One of the most notable bills is the For the People Act, which expands voting rights, bans gerrymandering and reforms campaign finance, among other things, and has received the top legislative designations of H.R. 1 and S. 1 by Democrats in both chambers. The bill passed in the House on March 3 and is now moving through the committee process in the Senate. It is expected to receive a floor vote, when Republicans are expected to block it with a filibuster.

“We will see if our Republican friends join us. If they don’t join us, our caucus will come together and decide the appropriate action to take,” Senate Majority Leader Chuck Schumer (D-N.Y.) said upon introducing the bill in the Senate. “Failure is not an option.”

Schumer will need to convince holdouts like Manchin, Sinema and Leahy to drop their opposition to changing the filibuster rules.
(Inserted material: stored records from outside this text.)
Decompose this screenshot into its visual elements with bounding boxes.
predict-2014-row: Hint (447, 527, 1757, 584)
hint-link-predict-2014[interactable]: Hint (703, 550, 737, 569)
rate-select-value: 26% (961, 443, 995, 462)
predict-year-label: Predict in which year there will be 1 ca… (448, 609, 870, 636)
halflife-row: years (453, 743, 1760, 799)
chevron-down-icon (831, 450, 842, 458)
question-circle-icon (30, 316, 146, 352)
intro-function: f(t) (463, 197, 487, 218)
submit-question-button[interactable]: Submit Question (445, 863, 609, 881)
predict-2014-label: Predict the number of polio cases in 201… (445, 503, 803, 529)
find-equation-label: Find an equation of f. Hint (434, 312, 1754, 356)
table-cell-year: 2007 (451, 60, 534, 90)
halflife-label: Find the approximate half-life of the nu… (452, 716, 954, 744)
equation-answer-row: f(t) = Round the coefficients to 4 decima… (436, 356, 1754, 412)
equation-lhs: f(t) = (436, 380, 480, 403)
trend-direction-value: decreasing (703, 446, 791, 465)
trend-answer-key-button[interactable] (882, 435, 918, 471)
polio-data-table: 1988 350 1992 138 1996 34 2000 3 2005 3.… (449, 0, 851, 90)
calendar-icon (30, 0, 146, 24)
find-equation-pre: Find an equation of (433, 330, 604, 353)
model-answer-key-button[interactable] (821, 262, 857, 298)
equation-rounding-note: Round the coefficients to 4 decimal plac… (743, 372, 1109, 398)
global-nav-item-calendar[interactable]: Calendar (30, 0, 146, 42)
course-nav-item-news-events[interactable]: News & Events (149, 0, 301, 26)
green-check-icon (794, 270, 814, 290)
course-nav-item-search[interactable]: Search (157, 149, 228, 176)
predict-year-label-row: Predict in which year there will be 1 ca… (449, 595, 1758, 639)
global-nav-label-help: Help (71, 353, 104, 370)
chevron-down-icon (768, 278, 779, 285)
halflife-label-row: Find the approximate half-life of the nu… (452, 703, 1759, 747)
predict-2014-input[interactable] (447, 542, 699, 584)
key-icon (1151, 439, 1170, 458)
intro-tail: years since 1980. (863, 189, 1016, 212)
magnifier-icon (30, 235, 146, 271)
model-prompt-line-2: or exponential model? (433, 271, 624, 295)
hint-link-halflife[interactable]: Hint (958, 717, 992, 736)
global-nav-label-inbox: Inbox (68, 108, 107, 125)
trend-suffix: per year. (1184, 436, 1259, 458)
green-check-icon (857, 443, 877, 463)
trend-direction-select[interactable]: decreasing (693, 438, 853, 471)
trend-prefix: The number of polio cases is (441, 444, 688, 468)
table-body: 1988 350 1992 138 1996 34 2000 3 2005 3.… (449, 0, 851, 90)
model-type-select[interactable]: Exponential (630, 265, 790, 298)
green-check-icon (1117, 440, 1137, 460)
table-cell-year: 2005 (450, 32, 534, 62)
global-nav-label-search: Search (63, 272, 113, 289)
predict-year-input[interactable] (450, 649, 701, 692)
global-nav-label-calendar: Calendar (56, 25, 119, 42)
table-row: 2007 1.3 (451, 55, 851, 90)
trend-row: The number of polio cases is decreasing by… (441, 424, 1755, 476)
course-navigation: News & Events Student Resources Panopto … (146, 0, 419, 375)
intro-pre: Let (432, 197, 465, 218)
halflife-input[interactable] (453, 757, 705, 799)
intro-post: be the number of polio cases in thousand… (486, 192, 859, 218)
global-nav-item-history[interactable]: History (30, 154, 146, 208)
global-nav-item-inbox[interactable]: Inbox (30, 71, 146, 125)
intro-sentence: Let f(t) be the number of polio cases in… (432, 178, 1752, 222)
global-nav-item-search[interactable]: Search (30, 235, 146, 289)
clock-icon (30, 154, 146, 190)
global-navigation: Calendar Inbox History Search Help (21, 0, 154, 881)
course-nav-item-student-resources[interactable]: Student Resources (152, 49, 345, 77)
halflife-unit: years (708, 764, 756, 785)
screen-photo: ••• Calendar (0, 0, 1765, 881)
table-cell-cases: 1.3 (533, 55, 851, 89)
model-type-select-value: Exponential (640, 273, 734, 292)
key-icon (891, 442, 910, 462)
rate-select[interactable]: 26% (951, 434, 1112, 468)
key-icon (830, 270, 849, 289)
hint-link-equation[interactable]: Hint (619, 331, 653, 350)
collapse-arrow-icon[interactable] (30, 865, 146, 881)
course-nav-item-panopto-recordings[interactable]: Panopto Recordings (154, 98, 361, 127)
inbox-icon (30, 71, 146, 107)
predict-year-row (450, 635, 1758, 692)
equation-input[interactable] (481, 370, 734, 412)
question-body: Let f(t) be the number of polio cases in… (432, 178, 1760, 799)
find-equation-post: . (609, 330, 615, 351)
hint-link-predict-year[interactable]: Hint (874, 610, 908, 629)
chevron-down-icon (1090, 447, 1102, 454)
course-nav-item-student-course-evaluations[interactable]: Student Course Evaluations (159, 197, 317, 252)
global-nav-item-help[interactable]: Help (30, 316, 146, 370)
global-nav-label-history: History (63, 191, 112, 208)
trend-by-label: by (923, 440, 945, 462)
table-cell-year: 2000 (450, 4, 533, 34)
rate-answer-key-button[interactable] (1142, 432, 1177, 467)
Manchin has suggested some openness to bringing back the so-called talking filibuster. But he has also stated a contradictory position of not wanting to change the 60-vote threshold.

“I’m still at 60 .. I haven’t changed,” Manchin said on March 17.

On April 7, Manchin further underlined his opposition to changing filibuster rules in an opinion piece in The Washington Post.

“There is no circumstance in which I will vote to eliminate or weaken the filibuster,” Manchin wrote.

In a letter to a constituent, Sinema asserted her opposition to changing the filibuster rules: “I have long said that I oppose eliminating the filibuster for votes on legislation.”

Meanwhile, Leahy, the longest-serving member of the Senate, stated in 2019 that he opposes changing filibuster rules. “I agree with Thomas Jefferson,” he said. “[The Senate] is the cooling saucer where things cool.” He has not stated any change in position since, and, when asked whether he has changed his position, his office offered, “No further comment at this time.”

This position of opposition may be strongly held or it could be contingent. In 2013, Republicans used the filibuster to block numerous Obama judicial appointees, particularly to the U.S. Court of Appeals for the District of Columbia Circuit, the second most important federal bench after the U.S. Supreme Court. Harry Reid, then the Senate majority leader, pushed to end the filibuster for non-Supreme Court seats. Many Democrats claimed opposition to doing so for months. That is, until they didn’t.

The same may come true for the legislative filibuster as Senate Republicans begin to block passage of legislation.